2.RI汚染物のクリアランスに係る焼却処理の評価経路の選定についての見直し

 本件の見直しに関連して、まず、資料第11-2号 添付資料1「放射性同位元素の使用等に伴い発生する放射性同位元素で汚染された物(以下、「RI汚染物」という。)のクリアランスレベルの算出に係る焼却処理の評価経路(案)」についても以下に示すような修正を行った。
 焼却灰等が溶融施設に運搬される場合の被ばくの線量評価対象者として、積込み作業者、運搬作業者、沿道住民を追記した。また、最新の一般及び産業廃棄物の溶融処理施設に係る調査の結果、焼却灰の溶融処理に関しては前処理が行われないことが明らかになった。以上のことから、先回の資料第10-2号 添付資料3において「溶融施設の運転」の項目の下に記載されていた前処理作業者を評価対象より外すこととした。
 また、先回のクリアランスWGにおいて、資料第10-2号 添付資料4「放射性同位元素の使用等に伴い発生するRI汚染物のクリアランスに係る焼却処理の評価経路の選定について(案)」の内容の見直しの必要性について指摘があり、以下の(1)から(3)に示すような見直しを行った(見直しの詳細については、資料第11-2号 添付資料2を参照)。

(1)被ばく形態に係る見直し
 線量評価対象者の被ばく形態における「直接経口摂取による内部被ばく」に係る評価経路の追加の必要性について指摘があった。このため、埋設処分及び再利用・再使用の評価経路の選定に係る考え方を参考に、線量評価対象者のうち積込み作業者、補修作業者、埋立作業者、建設作業者について「直接経口摂取による内部被ばく」の評価経路の追加を行った。

(2)評価の必要性の有無及びその理由に係る見直し
 各評価経路について、その評価の必要性の有無及びその理由の記載内容について見直しが必要であるとの指摘があった。特に、資料第11-2号 添付資料2に示すとおり、評価を必要としない理由については、どの経路の評価結果に包含されるかについて明確に記載することとした。

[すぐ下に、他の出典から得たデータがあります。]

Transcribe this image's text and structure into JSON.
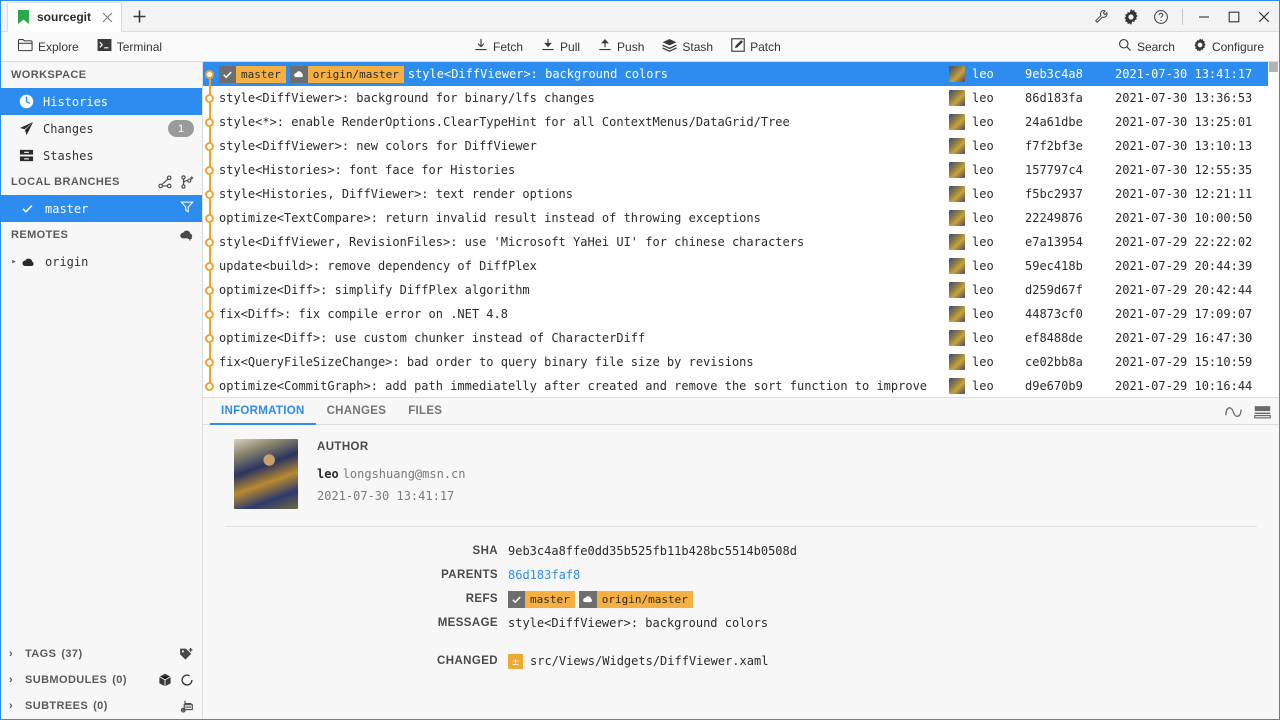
{
  "window": {
    "tab_title": "sourcegit",
    "tab_close_icon": "close-icon",
    "new_tab_icon": "plus-icon",
    "wrench_icon": "wrench-icon",
    "gear_icon": "gear-icon",
    "help_icon": "help-icon",
    "minimize_icon": "minimize-icon",
    "maximize_icon": "maximize-icon",
    "close_icon": "close-icon"
  },
  "toolbar": {
    "left": [
      {
        "label": "Explore",
        "icon": "folder-icon"
      },
      {
        "label": "Terminal",
        "icon": "terminal-icon"
      }
    ],
    "center": [
      {
        "label": "Fetch",
        "icon": "download-icon"
      },
      {
        "label": "Pull",
        "icon": "pull-icon"
      },
      {
        "label": "Push",
        "icon": "push-icon"
      },
      {
        "label": "Stash",
        "icon": "stack-icon"
      },
      {
        "label": "Patch",
        "icon": "patch-icon"
      }
    ],
    "right": [
      {
        "label": "Search",
        "icon": "search-icon"
      },
      {
        "label": "Configure",
        "icon": "gear-icon"
      }
    ]
  },
  "sidebar": {
    "workspace_title": "WORKSPACE",
    "workspace_items": [
      {
        "label": "Histories",
        "icon": "clock-icon",
        "active": true,
        "count": ""
      },
      {
        "label": "Changes",
        "icon": "paperplane-icon",
        "active": false,
        "count": "1"
      },
      {
        "label": "Stashes",
        "icon": "drawer-icon",
        "active": false,
        "count": ""
      }
    ],
    "local_branches_title": "LOCAL BRANCHES",
    "local_branches_icons": [
      "branch-compare-icon",
      "new-branch-icon"
    ],
    "branches": [
      {
        "label": "master",
        "active": true,
        "check_icon": "check-icon",
        "filter_icon": "filter-icon"
      }
    ],
    "remotes_title": "REMOTES",
    "remotes_icon": "add-remote-icon",
    "remotes": [
      {
        "label": "origin",
        "icon": "cloud-icon",
        "caret": "▸"
      }
    ],
    "bottom_groups": [
      {
        "caret": "›",
        "label": "TAGS",
        "count": "(37)",
        "icons": [
          "add-tag-icon"
        ]
      },
      {
        "caret": "›",
        "label": "SUBMODULES",
        "count": "(0)",
        "icons": [
          "cube-icon",
          "refresh-icon"
        ]
      },
      {
        "caret": "›",
        "label": "SUBTREES",
        "count": "(0)",
        "icons": [
          "add-subtree-icon"
        ]
      }
    ]
  },
  "commit_list": {
    "scrollbar": "vertical-scrollbar",
    "rows": [
      {
        "selected": true,
        "refs": [
          {
            "icon": "check-icon",
            "name": "master"
          },
          {
            "icon": "cloud-icon",
            "name": "origin/master"
          }
        ],
        "message": "style<DiffViewer>: background colors",
        "author": "leo",
        "sha": "9eb3c4a8",
        "date": "2021-07-30 13:41:17"
      },
      {
        "selected": false,
        "refs": [],
        "message": "style<DiffViewer>: background for binary/lfs changes",
        "author": "leo",
        "sha": "86d183fa",
        "date": "2021-07-30 13:36:53"
      },
      {
        "selected": false,
        "refs": [],
        "message": "style<*>: enable RenderOptions.ClearTypeHint for all ContextMenus/DataGrid/Tree",
        "author": "leo",
        "sha": "24a61dbe",
        "date": "2021-07-30 13:25:01"
      },
      {
        "selected": false,
        "refs": [],
        "message": "style<DiffViewer>: new colors for DiffViewer",
        "author": "leo",
        "sha": "f7f2bf3e",
        "date": "2021-07-30 13:10:13"
      },
      {
        "selected": false,
        "refs": [],
        "message": "style<Histories>: font face for Histories",
        "author": "leo",
        "sha": "157797c4",
        "date": "2021-07-30 12:55:35"
      },
      {
        "selected": false,
        "refs": [],
        "message": "style<Histories, DiffViewer>: text render options",
        "author": "leo",
        "sha": "f5bc2937",
        "date": "2021-07-30 12:21:11"
      },
      {
        "selected": false,
        "refs": [],
        "message": "optimize<TextCompare>: return invalid result instead of throwing exceptions",
        "author": "leo",
        "sha": "22249876",
        "date": "2021-07-30 10:00:50"
      },
      {
        "selected": false,
        "refs": [],
        "message": "style<DiffViewer, RevisionFiles>: use 'Microsoft YaHei UI' for chinese characters",
        "author": "leo",
        "sha": "e7a13954",
        "date": "2021-07-29 22:22:02"
      },
      {
        "selected": false,
        "refs": [],
        "message": "update<build>: remove dependency of DiffPlex",
        "author": "leo",
        "sha": "59ec418b",
        "date": "2021-07-29 20:44:39"
      },
      {
        "selected": false,
        "refs": [],
        "message": "optimize<Diff>: simplify DiffPlex algorithm",
        "author": "leo",
        "sha": "d259d67f",
        "date": "2021-07-29 20:42:44"
      },
      {
        "selected": false,
        "refs": [],
        "message": "fix<Diff>: fix compile error on .NET 4.8",
        "author": "leo",
        "sha": "44873cf0",
        "date": "2021-07-29 17:09:07"
      },
      {
        "selected": false,
        "refs": [],
        "message": "optimize<Diff>: use custom chunker instead of CharacterDiff",
        "author": "leo",
        "sha": "ef8488de",
        "date": "2021-07-29 16:47:30"
      },
      {
        "selected": false,
        "refs": [],
        "message": "fix<QueryFileSizeChange>: bad order to query binary file size by revisions",
        "author": "leo",
        "sha": "ce02bb8a",
        "date": "2021-07-29 15:10:59"
      },
      {
        "selected": false,
        "refs": [],
        "message": "optimize<CommitGraph>: add path immediatelly after created and remove the sort function to improve perfor",
        "author": "leo",
        "sha": "d9e670b9",
        "date": "2021-07-29 10:16:44"
      }
    ]
  },
  "detail": {
    "tabs": [
      {
        "label": "INFORMATION",
        "active": true
      },
      {
        "label": "CHANGES",
        "active": false
      },
      {
        "label": "FILES",
        "active": false
      }
    ],
    "tab_icons": [
      "graph-curve-icon",
      "layout-split-icon"
    ],
    "author_label": "AUTHOR",
    "author_avatar": "avatar",
    "author_name": "leo",
    "author_email": "longshuang@msn.cn",
    "author_date": "2021-07-30 13:41:17",
    "fields": [
      {
        "key": "SHA",
        "value": "9eb3c4a8ffe0dd35b525fb11b428bc5514b0508d",
        "style": "plain"
      },
      {
        "key": "PARENTS",
        "value": "86d183faf8",
        "style": "link"
      },
      {
        "key": "REFS",
        "value": "",
        "style": "refs"
      },
      {
        "key": "MESSAGE",
        "value": "style<DiffViewer>: background colors",
        "style": "plain"
      }
    ],
    "refs": [
      {
        "icon": "check-icon",
        "name": "master"
      },
      {
        "icon": "cloud-icon",
        "name": "origin/master"
      }
    ],
    "changed_label": "CHANGED",
    "changed_files": [
      {
        "badge": "±",
        "path": "src/Views/Widgets/DiffViewer.xaml"
      }
    ]
  },
  "colors": {
    "accent": "#2d8cf0",
    "graph": "#f3a32a",
    "ref_badge": "#f5b041",
    "ref_icon_bg": "#6e6e6e"
  }
}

(3)焼却施設の運転作業に関する評価経路に係る見直し
 焼却施設の運転に関連して、焼却処理に伴うダイオキシンの発生を防ぐために設置されている減温塔で使われる冷却水の下水や河川への排出に係る評価経路については、最近の焼却施設の設備では、当該冷却水の下水等への排出は想定されないとの指摘があった。このため、一般及び産業廃棄物の溶融処理施設に係る調査を行った結果、当該冷却水については、下水へ排出されることはないということから、当該評価経路において冷却水等の下水、河川水への排出に係る経路については、今回の評価対象からは外すこととした。

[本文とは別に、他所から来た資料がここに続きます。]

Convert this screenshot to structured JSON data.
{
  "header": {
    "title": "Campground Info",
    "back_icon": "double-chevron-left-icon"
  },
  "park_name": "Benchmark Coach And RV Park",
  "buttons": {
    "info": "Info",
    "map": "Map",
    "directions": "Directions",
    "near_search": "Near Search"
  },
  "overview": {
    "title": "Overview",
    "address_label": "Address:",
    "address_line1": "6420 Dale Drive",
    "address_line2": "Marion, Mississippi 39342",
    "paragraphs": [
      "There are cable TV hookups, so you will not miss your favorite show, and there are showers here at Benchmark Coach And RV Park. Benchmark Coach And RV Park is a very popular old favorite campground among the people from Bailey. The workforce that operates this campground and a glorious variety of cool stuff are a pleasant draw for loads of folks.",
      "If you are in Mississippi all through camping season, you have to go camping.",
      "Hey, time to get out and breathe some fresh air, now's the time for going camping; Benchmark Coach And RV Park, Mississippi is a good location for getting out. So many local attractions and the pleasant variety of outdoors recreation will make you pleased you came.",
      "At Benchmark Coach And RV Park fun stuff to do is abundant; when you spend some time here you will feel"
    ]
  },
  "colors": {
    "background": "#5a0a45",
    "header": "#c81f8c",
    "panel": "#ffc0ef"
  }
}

3.放射線発生装置の解体等に伴い発生するクリアランス対象物のうち再使用の対象となる物品の見直し

 前回のクリアランスWGで提示した資料第10-2号 添付資料6「放射線発生装置の解体等に伴って発生するRI汚染物(放射化物)のクリアランス対象物のうち再利用、再使用の対象となるものとその物量について(案)」において、放射線発生装置の解体等に伴って発生するクリアランス対象となる主な物品のうち再使用される物品として真空ポンプを提示していた。クリアランスWGの検討の中で、「真空ポンプ以外にも再使用の対象となる物品がある。」という指摘があり、大学共同利用機関法人高エネルギー加速器研究機構の協力により調査を行った結果、鉄製の物品として電源、銅製の物品としてケーブルが再使用の対象物品となることが明らかになり、放射線発生装置で使用されている真空ポンプ及び電源の重量や容積について資料第11-2号 添付資料3「放射線発生装置使用施設から発生する再使用物品について」にとりまとめた。今後、これらのデータに基づき、放射線発生装置の解体等に伴い発生するクリアランス対象の物品の再使用に係るクリアランスレベルの算出を行う。